8. Assume also that these representations are true, and that they are currently playing a belief-like role—that is to say, my other beliefs do not include the belief that they are hallucinatory, and thus I accept their perceptual content as true.

9. On global workspace models, these sorts of unconscious influences can be explained as a result of the limited downstream effects an active representation has (e.g., on the motor planning system) in the absence of top-down amplification and global broadcasting (see Dehaene, Changeux, Naccache, Sackur, & Sergent, Citation2006). These limited downstream effects are insufficient to allow the representation to be maintained or manipulated within controlled, multi-step deliberation processes. They are also insufficient to integrate a representation with other conscious content and allow for the resolution of conflict between competing control processes (Morsella, Godwin, Jantz, Krieger, & Gazzaley, Citationin press). For example, a person would need to be conscious of a pile of money at the far end of a pit of hot coals in order for that representation to drive the decision to walk across the hot coals and inhibit the automatic response to avoid the pain required to do so.

10. A thoughtful reviewer also pointed out a distinct, but related argument for this same conclusion. Specifically, one might further argue that the reason a conscious representation always exerts a content-appropriate influence is that the function of selectively broadcasting representational content to the frontal-parietal network in the brain is specifically to enable rational intention-formation qua that content.
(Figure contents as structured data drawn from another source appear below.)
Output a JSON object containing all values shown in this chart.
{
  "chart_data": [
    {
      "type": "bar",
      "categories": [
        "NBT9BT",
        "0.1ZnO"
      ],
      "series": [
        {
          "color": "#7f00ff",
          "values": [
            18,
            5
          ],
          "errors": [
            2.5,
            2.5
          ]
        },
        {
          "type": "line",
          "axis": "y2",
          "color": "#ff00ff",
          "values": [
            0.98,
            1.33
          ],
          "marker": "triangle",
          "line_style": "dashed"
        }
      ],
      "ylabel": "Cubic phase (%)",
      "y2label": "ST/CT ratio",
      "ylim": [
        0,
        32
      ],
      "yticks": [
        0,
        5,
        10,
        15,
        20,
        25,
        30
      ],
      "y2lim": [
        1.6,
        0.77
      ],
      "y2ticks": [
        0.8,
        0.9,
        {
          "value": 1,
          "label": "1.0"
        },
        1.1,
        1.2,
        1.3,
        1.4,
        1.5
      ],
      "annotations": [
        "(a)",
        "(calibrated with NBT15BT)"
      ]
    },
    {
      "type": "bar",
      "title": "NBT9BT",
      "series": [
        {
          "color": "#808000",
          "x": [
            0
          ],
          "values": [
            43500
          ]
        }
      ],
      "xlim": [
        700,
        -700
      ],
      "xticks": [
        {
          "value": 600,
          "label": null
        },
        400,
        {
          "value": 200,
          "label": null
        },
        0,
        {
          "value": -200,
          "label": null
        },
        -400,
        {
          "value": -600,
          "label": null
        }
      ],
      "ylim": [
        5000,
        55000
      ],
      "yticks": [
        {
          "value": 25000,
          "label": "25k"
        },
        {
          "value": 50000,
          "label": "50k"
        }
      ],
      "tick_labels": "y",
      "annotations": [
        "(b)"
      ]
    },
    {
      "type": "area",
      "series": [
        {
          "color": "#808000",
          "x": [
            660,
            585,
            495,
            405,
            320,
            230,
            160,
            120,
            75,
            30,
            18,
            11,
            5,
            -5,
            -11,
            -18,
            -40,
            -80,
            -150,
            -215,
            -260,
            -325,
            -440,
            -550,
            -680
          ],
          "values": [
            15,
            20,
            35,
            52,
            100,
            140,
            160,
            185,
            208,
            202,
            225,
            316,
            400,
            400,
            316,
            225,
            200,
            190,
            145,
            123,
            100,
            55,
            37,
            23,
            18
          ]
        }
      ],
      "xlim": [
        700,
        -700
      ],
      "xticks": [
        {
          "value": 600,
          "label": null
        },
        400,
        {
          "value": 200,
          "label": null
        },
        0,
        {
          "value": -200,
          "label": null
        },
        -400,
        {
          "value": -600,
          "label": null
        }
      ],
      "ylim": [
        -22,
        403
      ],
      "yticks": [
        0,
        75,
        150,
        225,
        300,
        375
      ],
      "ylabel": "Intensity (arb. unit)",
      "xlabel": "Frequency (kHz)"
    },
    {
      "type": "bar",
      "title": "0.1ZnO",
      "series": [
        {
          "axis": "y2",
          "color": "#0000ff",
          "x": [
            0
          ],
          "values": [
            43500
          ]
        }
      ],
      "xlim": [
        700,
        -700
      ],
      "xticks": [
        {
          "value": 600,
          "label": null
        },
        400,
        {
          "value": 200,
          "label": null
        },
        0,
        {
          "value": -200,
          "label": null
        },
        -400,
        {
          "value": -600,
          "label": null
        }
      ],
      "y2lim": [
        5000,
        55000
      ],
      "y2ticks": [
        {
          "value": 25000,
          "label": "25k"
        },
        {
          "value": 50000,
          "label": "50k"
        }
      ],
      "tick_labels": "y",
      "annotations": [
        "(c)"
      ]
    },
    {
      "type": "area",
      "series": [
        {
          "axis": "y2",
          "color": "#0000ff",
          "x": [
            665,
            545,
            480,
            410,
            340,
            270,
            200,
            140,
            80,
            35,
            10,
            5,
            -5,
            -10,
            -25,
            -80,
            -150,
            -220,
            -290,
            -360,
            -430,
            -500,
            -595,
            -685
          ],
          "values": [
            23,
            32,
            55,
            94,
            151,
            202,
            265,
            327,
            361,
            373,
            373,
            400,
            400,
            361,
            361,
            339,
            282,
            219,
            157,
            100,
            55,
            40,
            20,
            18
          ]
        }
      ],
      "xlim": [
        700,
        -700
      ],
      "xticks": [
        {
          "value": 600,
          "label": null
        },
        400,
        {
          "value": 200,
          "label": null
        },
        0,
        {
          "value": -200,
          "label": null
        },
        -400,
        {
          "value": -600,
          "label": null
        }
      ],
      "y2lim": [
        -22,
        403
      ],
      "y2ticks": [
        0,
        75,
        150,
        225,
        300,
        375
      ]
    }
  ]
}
Given that this were its function, it would therefore be implausible for this to fail to happen in non-pathological cases (i.e., when it failed, this would constitute a functional failure, and hence would be pathological).

11. A somewhat similar type of response can also apply to cases of hallucinations and delusions, as well as to cases of confabulation, which involve the unconscious generation of plausible (but false) explanations of events (that the person appears to believe). In these cases, although the person may be unaware of the processes that lead to their inaccurate percepts or beliefs, it remains true that they have conscious access to, and appear to understand, the content of these false percepts or beliefs when they are generated or represented. For example, they will still talk and act in ways that are content-appropriate for the meaning of those representations. Thus, according to the RC account, they still understand the meaning of all the representational content they are conscious of, even if some of that representational content may inaccurately describe the world.

12. This same idea can even be applied to recent brain imaging results that suggest certain fully paralyzed patients in vegetative states (that make no voluntary movements whatsoever) may still be conscious (Monti et al., Citation2010; Owen & Coleman, Citation2008). This evidence comes from the fact that the brain activation patterns of these patients appears to indicate that they can appropriately activate sequential, goal-directed cognitive routines in order to answer questions. For example, they might be told to imagine playing tennis if their answer to a question is “yes” and to imagine walking around their house if their answer is “no,” and the associated brain activation patterns suggest that they can do this successfully and accurately. Therefore, even this non-behavioral evidence of consciousness requires the sort of rational intention-formation process associated with understanding.

13. This connection between consciousness, understanding, and rationality may not hold if one instead adopted a competing theory of consciousness that did not appeal to the notion of “access” (e.g., higher-order representation theories). Thus, this insight about access-related theories of consciousness may also be relevant to debates between defenders of access-related and non-access-related theories of consciousness.